Annie comes to collect me around 7.00pm. I’ve been here 12 hours. I could be in the Seychelles by now. Outside, as she fumbles for change for the car park, I face the icy blast of a British winter instead of the balmy heat of the Indian Ocean.
It’s been over a week now and the voice is still holding up. I can speak for more than 7 seconds without running out of breath. I count out loud to 30. I tend to speak quietly – I don’t want to risk straining it. It’s fine when it’s just the two of us, but at work it starts to fade as I inevitably raise my voice to be heard above the voices of others. Every now and then it goes AWOL. I can’t work out why – cold weather? A lack of oomph in my lungs? But it always seems to find its way home. It’s not the same as the original – but it is an improvement over the gasping, wheezing apology that was version 2.
I have more nocturnal visits from the Gods of Arrhythmia. The first is very strange – I sense it long before my pulse confirms it. I keep thinking I’m imagining it. Like when you dream you’re falling and suddenly wake. I check my pulse but it’s fine. A few moments later it happens again – this time it’s ectopic.
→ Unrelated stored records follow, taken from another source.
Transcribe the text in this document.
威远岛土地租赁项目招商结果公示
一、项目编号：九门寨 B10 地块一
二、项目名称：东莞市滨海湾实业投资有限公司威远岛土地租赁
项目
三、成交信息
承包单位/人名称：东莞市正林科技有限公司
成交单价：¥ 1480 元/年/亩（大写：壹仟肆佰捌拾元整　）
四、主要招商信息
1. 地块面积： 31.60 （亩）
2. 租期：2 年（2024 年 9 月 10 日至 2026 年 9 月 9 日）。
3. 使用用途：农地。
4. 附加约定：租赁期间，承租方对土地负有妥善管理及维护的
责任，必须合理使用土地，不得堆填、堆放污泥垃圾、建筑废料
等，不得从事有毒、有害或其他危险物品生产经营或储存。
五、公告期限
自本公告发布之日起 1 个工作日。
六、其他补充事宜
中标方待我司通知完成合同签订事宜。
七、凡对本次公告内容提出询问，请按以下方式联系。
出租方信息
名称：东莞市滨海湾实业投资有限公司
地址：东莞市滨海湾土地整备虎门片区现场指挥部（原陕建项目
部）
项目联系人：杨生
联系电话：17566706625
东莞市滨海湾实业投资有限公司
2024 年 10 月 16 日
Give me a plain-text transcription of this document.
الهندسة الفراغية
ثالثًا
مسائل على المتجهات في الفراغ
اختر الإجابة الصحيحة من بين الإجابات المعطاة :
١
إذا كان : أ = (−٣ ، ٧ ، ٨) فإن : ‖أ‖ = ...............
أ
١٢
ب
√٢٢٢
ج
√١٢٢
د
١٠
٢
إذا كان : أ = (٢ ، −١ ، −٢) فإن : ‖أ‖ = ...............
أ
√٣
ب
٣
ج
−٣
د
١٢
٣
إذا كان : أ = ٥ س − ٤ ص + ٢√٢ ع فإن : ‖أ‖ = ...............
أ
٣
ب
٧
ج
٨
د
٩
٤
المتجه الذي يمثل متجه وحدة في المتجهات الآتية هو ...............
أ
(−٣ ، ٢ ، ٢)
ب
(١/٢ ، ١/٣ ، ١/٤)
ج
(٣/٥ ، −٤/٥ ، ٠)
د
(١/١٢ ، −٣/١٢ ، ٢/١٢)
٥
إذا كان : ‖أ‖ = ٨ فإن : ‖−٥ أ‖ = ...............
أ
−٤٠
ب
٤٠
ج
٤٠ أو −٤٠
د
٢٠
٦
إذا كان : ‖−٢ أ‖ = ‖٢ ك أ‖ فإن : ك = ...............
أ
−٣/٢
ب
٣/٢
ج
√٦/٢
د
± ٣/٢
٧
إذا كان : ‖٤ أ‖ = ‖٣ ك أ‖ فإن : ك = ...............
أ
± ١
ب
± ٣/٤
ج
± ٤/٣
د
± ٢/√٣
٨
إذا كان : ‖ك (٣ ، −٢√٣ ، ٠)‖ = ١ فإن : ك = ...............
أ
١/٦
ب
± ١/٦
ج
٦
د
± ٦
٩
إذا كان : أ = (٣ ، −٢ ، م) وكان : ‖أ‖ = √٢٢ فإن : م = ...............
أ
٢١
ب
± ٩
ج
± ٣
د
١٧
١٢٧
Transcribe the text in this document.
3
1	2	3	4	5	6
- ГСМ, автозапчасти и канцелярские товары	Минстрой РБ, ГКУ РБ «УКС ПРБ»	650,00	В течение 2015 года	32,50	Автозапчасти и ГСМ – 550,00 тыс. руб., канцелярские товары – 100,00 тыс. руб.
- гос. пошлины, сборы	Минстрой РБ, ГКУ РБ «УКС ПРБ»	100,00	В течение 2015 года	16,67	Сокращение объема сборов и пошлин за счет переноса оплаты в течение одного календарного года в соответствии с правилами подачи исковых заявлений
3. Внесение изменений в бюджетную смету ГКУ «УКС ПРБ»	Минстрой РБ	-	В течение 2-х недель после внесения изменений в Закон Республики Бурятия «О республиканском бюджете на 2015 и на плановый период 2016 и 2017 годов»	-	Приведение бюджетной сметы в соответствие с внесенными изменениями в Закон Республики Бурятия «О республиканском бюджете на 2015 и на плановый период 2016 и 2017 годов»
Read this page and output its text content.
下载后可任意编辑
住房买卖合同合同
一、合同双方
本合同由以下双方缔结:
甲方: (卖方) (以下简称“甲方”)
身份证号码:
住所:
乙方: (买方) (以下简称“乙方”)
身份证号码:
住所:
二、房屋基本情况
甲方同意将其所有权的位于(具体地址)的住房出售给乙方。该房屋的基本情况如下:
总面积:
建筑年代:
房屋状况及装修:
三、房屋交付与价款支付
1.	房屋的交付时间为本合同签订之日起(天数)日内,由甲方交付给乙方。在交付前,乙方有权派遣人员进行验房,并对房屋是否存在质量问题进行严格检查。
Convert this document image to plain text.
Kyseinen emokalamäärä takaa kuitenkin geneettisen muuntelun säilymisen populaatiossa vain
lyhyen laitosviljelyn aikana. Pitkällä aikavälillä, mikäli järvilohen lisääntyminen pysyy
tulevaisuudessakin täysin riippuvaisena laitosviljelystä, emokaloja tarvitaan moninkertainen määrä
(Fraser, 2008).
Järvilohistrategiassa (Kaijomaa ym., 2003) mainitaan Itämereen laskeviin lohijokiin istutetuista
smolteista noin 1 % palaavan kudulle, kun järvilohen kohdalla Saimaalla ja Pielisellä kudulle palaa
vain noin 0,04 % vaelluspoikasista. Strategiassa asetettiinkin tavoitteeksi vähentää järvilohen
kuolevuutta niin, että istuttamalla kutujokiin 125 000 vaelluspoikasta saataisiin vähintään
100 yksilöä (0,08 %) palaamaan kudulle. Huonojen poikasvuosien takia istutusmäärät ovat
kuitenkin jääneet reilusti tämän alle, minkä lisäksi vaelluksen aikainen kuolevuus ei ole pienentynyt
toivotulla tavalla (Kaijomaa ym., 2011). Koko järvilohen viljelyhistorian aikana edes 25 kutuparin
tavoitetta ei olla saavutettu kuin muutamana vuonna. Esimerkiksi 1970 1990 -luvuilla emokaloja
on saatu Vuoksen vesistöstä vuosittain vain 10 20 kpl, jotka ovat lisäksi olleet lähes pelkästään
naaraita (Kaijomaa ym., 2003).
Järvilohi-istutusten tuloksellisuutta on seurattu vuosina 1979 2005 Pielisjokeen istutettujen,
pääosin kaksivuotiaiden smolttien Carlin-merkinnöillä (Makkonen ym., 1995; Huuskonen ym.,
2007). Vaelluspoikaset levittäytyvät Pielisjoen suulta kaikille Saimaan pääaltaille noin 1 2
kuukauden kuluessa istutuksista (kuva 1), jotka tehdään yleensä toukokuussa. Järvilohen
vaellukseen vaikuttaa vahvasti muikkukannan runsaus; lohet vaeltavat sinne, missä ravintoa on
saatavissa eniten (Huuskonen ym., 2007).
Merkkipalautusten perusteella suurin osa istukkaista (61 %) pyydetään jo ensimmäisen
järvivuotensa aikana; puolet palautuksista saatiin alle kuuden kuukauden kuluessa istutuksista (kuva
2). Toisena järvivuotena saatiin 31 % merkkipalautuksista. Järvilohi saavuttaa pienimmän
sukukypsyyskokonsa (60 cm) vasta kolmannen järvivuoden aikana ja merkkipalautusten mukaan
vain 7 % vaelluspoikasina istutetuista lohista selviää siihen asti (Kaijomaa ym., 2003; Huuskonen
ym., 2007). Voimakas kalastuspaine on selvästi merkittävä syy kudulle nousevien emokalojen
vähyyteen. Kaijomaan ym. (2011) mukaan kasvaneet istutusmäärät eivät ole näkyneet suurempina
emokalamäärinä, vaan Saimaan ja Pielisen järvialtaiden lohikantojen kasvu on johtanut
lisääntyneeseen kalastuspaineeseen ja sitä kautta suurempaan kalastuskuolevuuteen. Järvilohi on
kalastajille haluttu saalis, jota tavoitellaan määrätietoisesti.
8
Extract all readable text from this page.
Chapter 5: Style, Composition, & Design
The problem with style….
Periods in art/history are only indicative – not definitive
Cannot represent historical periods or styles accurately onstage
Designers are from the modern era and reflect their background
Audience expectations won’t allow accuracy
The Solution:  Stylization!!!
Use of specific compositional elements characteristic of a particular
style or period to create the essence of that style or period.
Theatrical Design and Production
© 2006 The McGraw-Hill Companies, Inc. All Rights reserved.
Not especially fast and the rhythm seems steady – but it misses every third or fourth beat. I try deep breathing for a while but to no avail. So I take a pill.
Last night I woke with a pounding heart – it seemed really fast but the pulse meter showed 80bpm. They’re messing with my head: Those whom the Gods would destroy, they first make mad¹. I need to get out more; perhaps I should sit in A&E in the middle of the night with an ECG and share my troubles.